Sometimes this is called a covenant not to compete. If carefully worded, judges in most states will enforce it. A few states (such as California) don’t enforce these agreements.

In a non-compete agreement, the employee agrees not to open a business similar to yours, or work for or own an interest in a competing business. If you go to court to enforce a non-compete agreement, the judge will scrutinize it to make sure it’s reasonable. You may be out of luck if the agreement unreasonably limits the employee’s ability to earn a living. To improve the odds that a non-compete agreement will be enforced, consider these suggestions:

• Refer to a specific geographic territory. For example, the employee might agree not to compete with your business in your city or county. This suggestion won’t make sense, however, if you have a national business, or one that operates primarily over the Internet.

• Limit the duration. Perhaps have the employee not compete with your business for two years after leaving your company.

• Be reasonable in how you define what constitutes competition. If you own a restaurant, for example, you might not want your chef to open his or her own restaurant, but working as a chef for someone else may not be a problem.

• Make sure you have a legitimate business reason for the non-compete agreement. Not all employees are true competitive threats — only those with more responsibilities and access to inside information.

Let’s say an employee signs a well-crafted non-compete agreement, and then violates its terms. What can you do about it? You can go to court and ask for an injunction. If you’re successful, the judge will order the employee — or ex-employee — to stop competing. If the person continues to compete, he or she will be in contempt of court and may be jailed. The judge may also award money damages to your business.

Non-Disclosure Agreement

This is also known as a confidentiality agreement. The employee acknowledges that you’ll be sharing confidential information with him or her. The employee agrees not to use the information for his or her personal benefit, or to reveal it to others without your permission.

These agreements are very common in high-tech business, but they have a place in other businesses as well. A non-disclosure agreement can cover many types of information that give your business a competitive advantage. This includes trade secrets such as unique formulas and processes, or marketing plans, pricing arrangements, and lists of customers and suppliers.

Of course, you can’t protect information that’s generally known in your industry.

You can further protect confidential information by keeping it locked up, and by revealing it to employees only on a need-to-know basis.
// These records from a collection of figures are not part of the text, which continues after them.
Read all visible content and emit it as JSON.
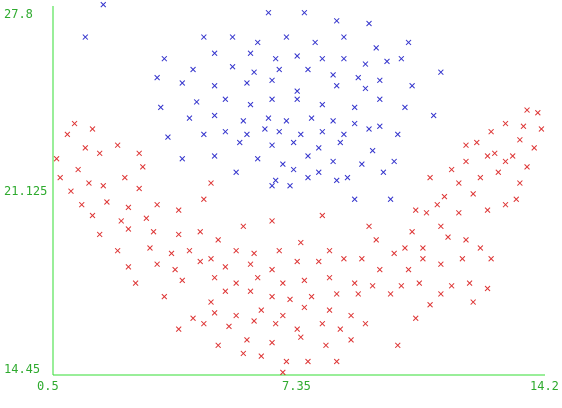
{
  "chart_data": {
    "type": "scatter",
    "title": "",
    "xlabel": "",
    "ylabel": "",
    "xlim": [
      0.5,
      14.2
    ],
    "ylim": [
      14.45,
      27.8
    ],
    "x_ticks": [
      0.5,
      7.35,
      14.2
    ],
    "y_ticks": [
      14.45,
      21.125,
      27.8
    ],
    "x_tick_labels": [
      "0.5",
      "7.35",
      "14.2"
    ],
    "y_tick_labels": [
      "14.45",
      "21.125",
      "27.8"
    ],
    "grid": false,
    "legend": "none",
    "marker": "x",
    "colors": [
      "#3333cc",
      "#dd3333"
    ],
    "series": [
      {
        "points": [
          [
            1.9,
            28.0
          ],
          [
            1.4,
            26.8
          ],
          [
            6.5,
            27.7
          ],
          [
            7.5,
            27.7
          ],
          [
            8.4,
            27.4
          ],
          [
            9.3,
            27.3
          ],
          [
            4.7,
            26.8
          ],
          [
            5.5,
            26.8
          ],
          [
            6.2,
            26.6
          ],
          [
            7.0,
            26.8
          ],
          [
            7.8,
            26.6
          ],
          [
            8.6,
            26.8
          ],
          [
            9.5,
            26.4
          ],
          [
            10.4,
            26.6
          ],
          [
            3.6,
            26.0
          ],
          [
            5.0,
            26.2
          ],
          [
            6.0,
            26.2
          ],
          [
            6.7,
            26.0
          ],
          [
            7.3,
            26.1
          ],
          [
            8.0,
            26.0
          ],
          [
            8.6,
            26.0
          ],
          [
            9.2,
            25.8
          ],
          [
            9.8,
            25.9
          ],
          [
            10.2,
            26.0
          ],
          [
            3.4,
            25.3
          ],
          [
            4.4,
            25.6
          ],
          [
            5.5,
            25.7
          ],
          [
            6.1,
            25.5
          ],
          [
            6.8,
            25.6
          ],
          [
            7.6,
            25.6
          ],
          [
            8.3,
            25.4
          ],
          [
            9.0,
            25.3
          ],
          [
            9.6,
            25.2
          ],
          [
            11.3,
            25.5
          ],
          [
            4.1,
            25.1
          ],
          [
            5.0,
            25.0
          ],
          [
            5.9,
            25.1
          ],
          [
            6.6,
            25.2
          ],
          [
            7.3,
            24.8
          ],
          [
            8.4,
            25.0
          ],
          [
            9.2,
            24.9
          ],
          [
            10.5,
            25.0
          ],
          [
            3.5,
            24.2
          ],
          [
            4.5,
            24.4
          ],
          [
            5.3,
            24.5
          ],
          [
            6.0,
            24.3
          ],
          [
            6.6,
            24.5
          ],
          [
            7.3,
            24.5
          ],
          [
            8.0,
            24.3
          ],
          [
            8.9,
            24.2
          ],
          [
            9.6,
            24.5
          ],
          [
            10.3,
            24.2
          ],
          [
            4.3,
            23.8
          ],
          [
            5.0,
            23.9
          ],
          [
            5.8,
            23.7
          ],
          [
            6.5,
            23.8
          ],
          [
            7.0,
            23.7
          ],
          [
            7.7,
            23.8
          ],
          [
            8.3,
            23.7
          ],
          [
            8.9,
            23.6
          ],
          [
            9.6,
            23.5
          ],
          [
            11.1,
            23.9
          ],
          [
            3.7,
            23.1
          ],
          [
            4.7,
            23.2
          ],
          [
            5.3,
            23.3
          ],
          [
            5.9,
            23.2
          ],
          [
            6.4,
            23.4
          ],
          [
            6.8,
            23.3
          ],
          [
            7.4,
            23.2
          ],
          [
            8.0,
            23.3
          ],
          [
            8.6,
            23.2
          ],
          [
            9.3,
            23.4
          ],
          [
            10.1,
            23.2
          ],
          [
            5.7,
            22.9
          ],
          [
            6.6,
            22.8
          ],
          [
            7.2,
            22.9
          ],
          [
            7.9,
            22.7
          ],
          [
            8.5,
            22.9
          ],
          [
            9.4,
            22.6
          ],
          [
            4.1,
            22.3
          ],
          [
            5.0,
            22.4
          ],
          [
            6.2,
            22.3
          ],
          [
            6.9,
            22.1
          ],
          [
            7.6,
            22.4
          ],
          [
            8.3,
            22.2
          ],
          [
            9.1,
            22.1
          ],
          [
            10.0,
            22.2
          ],
          [
            5.6,
            21.8
          ],
          [
            6.7,
            21.5
          ],
          [
            7.2,
            21.9
          ],
          [
            7.9,
            21.8
          ],
          [
            8.7,
            21.6
          ],
          [
            9.7,
            21.8
          ],
          [
            6.6,
            21.3
          ],
          [
            7.1,
            21.3
          ],
          [
            7.6,
            21.6
          ],
          [
            8.4,
            21.5
          ],
          [
            8.9,
            20.8
          ],
          [
            9.9,
            20.8
          ]
        ]
      },
      {
        "points": [
          [
            0.6,
            22.3
          ],
          [
            0.9,
            23.2
          ],
          [
            1.1,
            23.6
          ],
          [
            1.6,
            23.4
          ],
          [
            1.8,
            22.5
          ],
          [
            1.4,
            22.7
          ],
          [
            2.3,
            22.8
          ],
          [
            2.9,
            22.5
          ],
          [
            3.0,
            22.0
          ],
          [
            0.7,
            21.6
          ],
          [
            1.2,
            21.9
          ],
          [
            1.5,
            21.4
          ],
          [
            1.9,
            21.3
          ],
          [
            2.5,
            21.6
          ],
          [
            2.9,
            21.2
          ],
          [
            1.0,
            21.1
          ],
          [
            1.3,
            20.6
          ],
          [
            2.0,
            20.7
          ],
          [
            2.6,
            20.5
          ],
          [
            3.4,
            20.6
          ],
          [
            4.0,
            20.4
          ],
          [
            1.6,
            20.2
          ],
          [
            2.4,
            20.0
          ],
          [
            3.1,
            20.1
          ],
          [
            4.9,
            21.4
          ],
          [
            4.7,
            20.8
          ],
          [
            1.8,
            19.5
          ],
          [
            2.6,
            19.7
          ],
          [
            3.3,
            19.6
          ],
          [
            4.0,
            19.5
          ],
          [
            4.6,
            19.6
          ],
          [
            5.1,
            19.3
          ],
          [
            5.8,
            19.8
          ],
          [
            6.6,
            20.0
          ],
          [
            8.0,
            20.2
          ],
          [
            2.3,
            18.9
          ],
          [
            3.2,
            19.0
          ],
          [
            3.8,
            18.8
          ],
          [
            4.3,
            18.9
          ],
          [
            4.9,
            18.6
          ],
          [
            5.6,
            18.9
          ],
          [
            6.1,
            18.8
          ],
          [
            6.8,
            18.9
          ],
          [
            7.4,
            19.2
          ],
          [
            8.2,
            18.9
          ],
          [
            2.6,
            18.3
          ],
          [
            3.4,
            18.4
          ],
          [
            3.9,
            18.2
          ],
          [
            4.6,
            18.5
          ],
          [
            5.3,
            18.3
          ],
          [
            6.0,
            18.4
          ],
          [
            6.6,
            18.2
          ],
          [
            7.3,
            18.5
          ],
          [
            7.9,
            18.5
          ],
          [
            8.6,
            18.6
          ],
          [
            2.8,
            17.7
          ],
          [
            4.1,
            17.8
          ],
          [
            5.0,
            17.9
          ],
          [
            5.6,
            17.7
          ],
          [
            6.2,
            17.9
          ],
          [
            6.9,
            17.7
          ],
          [
            7.5,
            17.8
          ],
          [
            8.2,
            17.9
          ],
          [
            8.9,
            17.7
          ],
          [
            3.6,
            17.2
          ],
          [
            4.9,
            17.0
          ],
          [
            5.3,
            17.4
          ],
          [
            6.0,
            17.4
          ],
          [
            6.6,
            17.2
          ],
          [
            7.1,
            17.1
          ],
          [
            7.7,
            17.2
          ],
          [
            8.4,
            17.3
          ],
          [
            9.0,
            17.3
          ],
          [
            4.4,
            16.4
          ],
          [
            5.0,
            16.6
          ],
          [
            5.6,
            16.5
          ],
          [
            6.3,
            16.7
          ],
          [
            6.9,
            16.5
          ],
          [
            7.5,
            16.8
          ],
          [
            8.2,
            16.7
          ],
          [
            8.8,
            16.5
          ],
          [
            4.0,
            16.0
          ],
          [
            4.7,
            16.2
          ],
          [
            5.4,
            16.1
          ],
          [
            6.1,
            16.3
          ],
          [
            6.7,
            16.2
          ],
          [
            7.3,
            16.0
          ],
          [
            8.0,
            16.2
          ],
          [
            8.5,
            16.0
          ],
          [
            9.2,
            16.2
          ],
          [
            5.1,
            15.4
          ],
          [
            5.9,
            15.6
          ],
          [
            6.6,
            15.5
          ],
          [
            7.4,
            15.7
          ],
          [
            8.1,
            15.4
          ],
          [
            8.8,
            15.6
          ],
          [
            5.8,
            15.1
          ],
          [
            6.3,
            15.0
          ],
          [
            7.0,
            14.8
          ],
          [
            7.6,
            14.8
          ],
          [
            8.4,
            14.8
          ],
          [
            6.9,
            14.4
          ],
          [
            9.3,
            19.8
          ],
          [
            9.5,
            19.3
          ],
          [
            9.1,
            18.6
          ],
          [
            9.6,
            18.2
          ],
          [
            9.4,
            17.6
          ],
          [
            9.9,
            17.3
          ],
          [
            10.3,
            19.0
          ],
          [
            10.0,
            18.8
          ],
          [
            10.5,
            19.6
          ],
          [
            10.9,
            20.3
          ],
          [
            10.8,
            19.0
          ],
          [
            11.3,
            19.8
          ],
          [
            11.8,
            20.3
          ],
          [
            11.5,
            19.4
          ],
          [
            12.0,
            19.3
          ],
          [
            10.4,
            18.2
          ],
          [
            10.8,
            18.6
          ],
          [
            11.3,
            18.4
          ],
          [
            11.9,
            18.6
          ],
          [
            12.4,
            19.0
          ],
          [
            12.7,
            18.6
          ],
          [
            10.2,
            17.6
          ],
          [
            10.7,
            17.7
          ],
          [
            11.6,
            17.6
          ],
          [
            12.1,
            17.7
          ],
          [
            12.6,
            17.5
          ],
          [
            11.0,
            16.9
          ],
          [
            11.3,
            17.3
          ],
          [
            12.2,
            17.0
          ],
          [
            10.6,
            16.4
          ],
          [
            10.1,
            15.4
          ],
          [
            11.2,
            20.6
          ],
          [
            11.8,
            21.4
          ],
          [
            12.2,
            21.0
          ],
          [
            12.6,
            20.4
          ],
          [
            13.1,
            20.6
          ],
          [
            13.4,
            20.8
          ],
          [
            12.4,
            21.6
          ],
          [
            12.9,
            21.8
          ],
          [
            13.5,
            21.4
          ],
          [
            13.1,
            22.2
          ],
          [
            13.7,
            22.0
          ],
          [
            12.6,
            22.4
          ],
          [
            12.0,
            22.2
          ],
          [
            12.3,
            22.9
          ],
          [
            12.8,
            22.5
          ],
          [
            13.3,
            22.4
          ],
          [
            13.5,
            23.0
          ],
          [
            12.7,
            23.3
          ],
          [
            13.1,
            23.6
          ],
          [
            13.6,
            23.5
          ],
          [
            13.9,
            22.7
          ],
          [
            14.1,
            23.4
          ],
          [
            13.7,
            24.1
          ],
          [
            14.0,
            24.0
          ],
          [
            11.0,
            21.6
          ],
          [
            11.6,
            21.9
          ],
          [
            12.0,
            22.8
          ],
          [
            11.4,
            20.9
          ],
          [
            10.6,
            20.4
          ]
        ]
      }
    ]
  }
}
As with a non-compete agreement, you can ask for an injunction and money damages if the employee or ex-employee violates the non-disclosure agreement.

Non-Solicitation Agreement

Here, the employee agrees not to hire away any of your other employees. Whether or not your employee is allowed to compete with you after leaving your business, you’d hate to lose other valuable workers.

The employee signing a non-solicitation agreement also agrees that after leaving your business, he or she won’t solicit business from any of your customers or suppliers.

Again, this type of agreement isn’t necessary for lower-echelon employees.